Honesty, in a solemn and deridingly far too lumbering opening ceremony, the moment of silence and a single dancer spotlighted in the middle of the massive stadium was probably the most emotional and oddly exuberant portion of the morning.

With Few Fans In Attendance At Tokyo Olympics, NBCU Sees Opportunity In Sounds Amid The Silence

Otherwise, while full of ingenuity and a fitting display of the depth of the host nation’s culture and history and some great tap dancing by Kazunori Kumagai, today’s opening ceremony was a made for TV event not truly ready for primetime or the early morning. As the competing nations plodded out waving their respective flags, NBC constantly cut to Team USA on the bus to the stadium and Guthrie offered another self-described “fun fact,” the pomp reeked more of contractual obligations than a celebration.

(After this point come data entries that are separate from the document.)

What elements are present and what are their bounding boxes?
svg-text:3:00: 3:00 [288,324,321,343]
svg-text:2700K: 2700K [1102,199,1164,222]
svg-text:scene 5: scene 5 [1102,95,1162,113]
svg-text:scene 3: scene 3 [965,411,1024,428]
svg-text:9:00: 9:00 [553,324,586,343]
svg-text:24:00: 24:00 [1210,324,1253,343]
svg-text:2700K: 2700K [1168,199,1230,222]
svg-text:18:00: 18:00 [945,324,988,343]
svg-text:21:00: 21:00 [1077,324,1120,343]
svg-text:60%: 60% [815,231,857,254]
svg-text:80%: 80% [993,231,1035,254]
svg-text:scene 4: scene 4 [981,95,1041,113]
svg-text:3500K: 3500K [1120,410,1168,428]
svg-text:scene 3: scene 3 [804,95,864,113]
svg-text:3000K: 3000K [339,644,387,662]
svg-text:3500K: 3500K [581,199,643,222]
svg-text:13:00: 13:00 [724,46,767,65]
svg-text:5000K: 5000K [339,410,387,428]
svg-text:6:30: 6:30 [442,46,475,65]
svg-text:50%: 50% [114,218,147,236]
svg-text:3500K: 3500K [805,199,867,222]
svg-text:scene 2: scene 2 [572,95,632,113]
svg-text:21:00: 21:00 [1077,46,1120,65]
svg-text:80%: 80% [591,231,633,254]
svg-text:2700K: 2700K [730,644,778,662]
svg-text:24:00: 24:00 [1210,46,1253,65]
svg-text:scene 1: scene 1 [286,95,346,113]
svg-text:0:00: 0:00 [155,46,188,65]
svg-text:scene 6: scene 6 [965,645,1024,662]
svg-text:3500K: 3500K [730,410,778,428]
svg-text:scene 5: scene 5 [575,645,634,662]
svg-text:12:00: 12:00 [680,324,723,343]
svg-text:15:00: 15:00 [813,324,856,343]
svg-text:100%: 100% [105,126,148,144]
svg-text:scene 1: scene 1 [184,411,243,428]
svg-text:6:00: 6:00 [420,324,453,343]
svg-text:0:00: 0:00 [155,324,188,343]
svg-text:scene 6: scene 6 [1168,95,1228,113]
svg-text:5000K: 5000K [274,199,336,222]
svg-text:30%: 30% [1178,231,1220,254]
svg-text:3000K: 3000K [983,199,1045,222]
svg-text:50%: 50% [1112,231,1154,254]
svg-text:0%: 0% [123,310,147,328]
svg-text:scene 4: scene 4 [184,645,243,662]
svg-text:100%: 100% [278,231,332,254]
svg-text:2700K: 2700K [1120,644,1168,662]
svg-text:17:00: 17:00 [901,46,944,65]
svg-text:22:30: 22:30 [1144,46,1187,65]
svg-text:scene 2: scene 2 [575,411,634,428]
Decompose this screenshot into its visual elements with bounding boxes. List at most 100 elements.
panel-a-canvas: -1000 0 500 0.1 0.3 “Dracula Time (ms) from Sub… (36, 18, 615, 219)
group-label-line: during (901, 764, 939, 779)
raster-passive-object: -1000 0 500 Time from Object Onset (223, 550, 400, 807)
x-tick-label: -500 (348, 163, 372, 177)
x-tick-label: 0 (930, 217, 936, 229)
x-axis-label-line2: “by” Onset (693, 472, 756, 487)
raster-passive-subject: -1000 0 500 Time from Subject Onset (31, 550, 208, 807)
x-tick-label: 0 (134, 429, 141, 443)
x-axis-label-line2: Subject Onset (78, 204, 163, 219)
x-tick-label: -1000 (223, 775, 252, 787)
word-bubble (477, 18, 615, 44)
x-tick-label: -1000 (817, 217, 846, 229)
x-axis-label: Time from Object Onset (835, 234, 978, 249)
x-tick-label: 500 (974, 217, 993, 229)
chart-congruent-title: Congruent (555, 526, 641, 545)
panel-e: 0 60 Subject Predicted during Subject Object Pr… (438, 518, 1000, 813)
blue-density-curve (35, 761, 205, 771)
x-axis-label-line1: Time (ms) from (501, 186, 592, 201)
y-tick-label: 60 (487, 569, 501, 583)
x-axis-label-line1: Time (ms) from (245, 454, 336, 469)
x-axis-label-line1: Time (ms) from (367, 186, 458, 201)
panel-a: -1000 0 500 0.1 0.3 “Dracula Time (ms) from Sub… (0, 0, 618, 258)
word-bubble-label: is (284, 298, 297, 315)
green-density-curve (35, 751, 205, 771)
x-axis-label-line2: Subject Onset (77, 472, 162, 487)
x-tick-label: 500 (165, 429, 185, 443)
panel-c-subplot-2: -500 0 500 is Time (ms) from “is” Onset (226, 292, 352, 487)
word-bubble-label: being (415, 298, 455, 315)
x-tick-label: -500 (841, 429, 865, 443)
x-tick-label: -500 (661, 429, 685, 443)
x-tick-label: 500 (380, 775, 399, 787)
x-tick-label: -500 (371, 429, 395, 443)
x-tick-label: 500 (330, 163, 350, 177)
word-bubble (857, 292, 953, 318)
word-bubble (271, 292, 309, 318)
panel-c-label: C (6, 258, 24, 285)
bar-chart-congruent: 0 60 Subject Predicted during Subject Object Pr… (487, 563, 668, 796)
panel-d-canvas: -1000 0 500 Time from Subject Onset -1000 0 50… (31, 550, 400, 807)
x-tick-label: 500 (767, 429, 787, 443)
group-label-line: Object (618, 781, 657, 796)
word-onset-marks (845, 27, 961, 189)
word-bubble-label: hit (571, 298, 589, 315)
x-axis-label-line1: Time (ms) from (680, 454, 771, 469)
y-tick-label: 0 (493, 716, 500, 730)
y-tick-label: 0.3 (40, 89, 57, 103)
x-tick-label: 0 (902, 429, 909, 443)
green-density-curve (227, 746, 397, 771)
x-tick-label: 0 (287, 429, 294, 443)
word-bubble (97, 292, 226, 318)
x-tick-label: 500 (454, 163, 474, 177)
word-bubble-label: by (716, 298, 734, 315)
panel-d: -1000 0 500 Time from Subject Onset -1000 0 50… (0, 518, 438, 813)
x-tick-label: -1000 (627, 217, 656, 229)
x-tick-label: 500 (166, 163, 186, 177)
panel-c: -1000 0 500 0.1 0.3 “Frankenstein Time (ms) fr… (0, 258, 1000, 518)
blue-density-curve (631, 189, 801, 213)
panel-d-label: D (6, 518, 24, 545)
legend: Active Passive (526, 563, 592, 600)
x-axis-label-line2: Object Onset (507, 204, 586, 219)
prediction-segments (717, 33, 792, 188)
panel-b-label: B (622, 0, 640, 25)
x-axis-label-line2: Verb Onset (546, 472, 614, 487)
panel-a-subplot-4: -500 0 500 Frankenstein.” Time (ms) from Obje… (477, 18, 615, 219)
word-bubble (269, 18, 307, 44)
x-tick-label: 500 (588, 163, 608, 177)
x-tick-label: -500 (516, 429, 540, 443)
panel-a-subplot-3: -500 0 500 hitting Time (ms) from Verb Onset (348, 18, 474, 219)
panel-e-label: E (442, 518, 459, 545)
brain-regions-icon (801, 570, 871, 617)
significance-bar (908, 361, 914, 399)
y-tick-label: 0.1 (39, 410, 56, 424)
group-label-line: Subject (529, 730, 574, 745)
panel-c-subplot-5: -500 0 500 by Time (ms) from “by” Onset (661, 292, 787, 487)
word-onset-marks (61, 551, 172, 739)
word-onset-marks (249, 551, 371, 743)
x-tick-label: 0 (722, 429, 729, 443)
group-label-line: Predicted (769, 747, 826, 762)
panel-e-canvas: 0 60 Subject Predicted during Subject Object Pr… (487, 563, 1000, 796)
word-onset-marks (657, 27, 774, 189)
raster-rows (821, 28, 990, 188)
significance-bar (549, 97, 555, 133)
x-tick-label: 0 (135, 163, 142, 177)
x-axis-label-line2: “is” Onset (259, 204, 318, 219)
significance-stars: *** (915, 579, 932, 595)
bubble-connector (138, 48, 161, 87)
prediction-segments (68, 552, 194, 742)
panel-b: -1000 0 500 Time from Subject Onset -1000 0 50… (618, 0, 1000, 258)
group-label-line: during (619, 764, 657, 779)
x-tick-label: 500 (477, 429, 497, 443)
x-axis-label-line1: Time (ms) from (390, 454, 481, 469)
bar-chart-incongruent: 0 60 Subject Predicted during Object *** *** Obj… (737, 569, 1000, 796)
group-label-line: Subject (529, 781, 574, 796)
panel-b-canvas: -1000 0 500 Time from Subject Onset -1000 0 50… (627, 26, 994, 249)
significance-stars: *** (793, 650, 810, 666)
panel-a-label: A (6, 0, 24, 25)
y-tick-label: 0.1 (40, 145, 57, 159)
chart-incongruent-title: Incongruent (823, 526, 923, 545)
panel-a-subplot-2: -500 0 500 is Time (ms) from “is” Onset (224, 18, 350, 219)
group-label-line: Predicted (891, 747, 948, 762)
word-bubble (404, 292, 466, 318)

Now, NBC’s awkward live broadcast was the first of many opening ceremony presentations over the next 24 hours for the Molly Solomon executive produced Olympics.

Perhaps the lack of chemistry between the trivia and statistics blathering Tirico and Guthrie will be smoothed out with the full bells and whistles of the primetime version later today. Certainly athlete backstories galore and the pre-show presence of Dwayne Johnson, and Hamilton star Leslie Odom Jr. will inject some adrenaline into the proceedings, appropriately or not.

“Finally we are all here together,” IOC chief Bach proclaimed to light applause in the late Tokyo evening in a protracted welcoming speech. “We are always stronger together,” the 1976 Olympic gold medal fencer insisted, attempting to paper over the prominent cracks in the facade.

Maybe stronger together, maybe not — only the Games and the coronavirus will tell.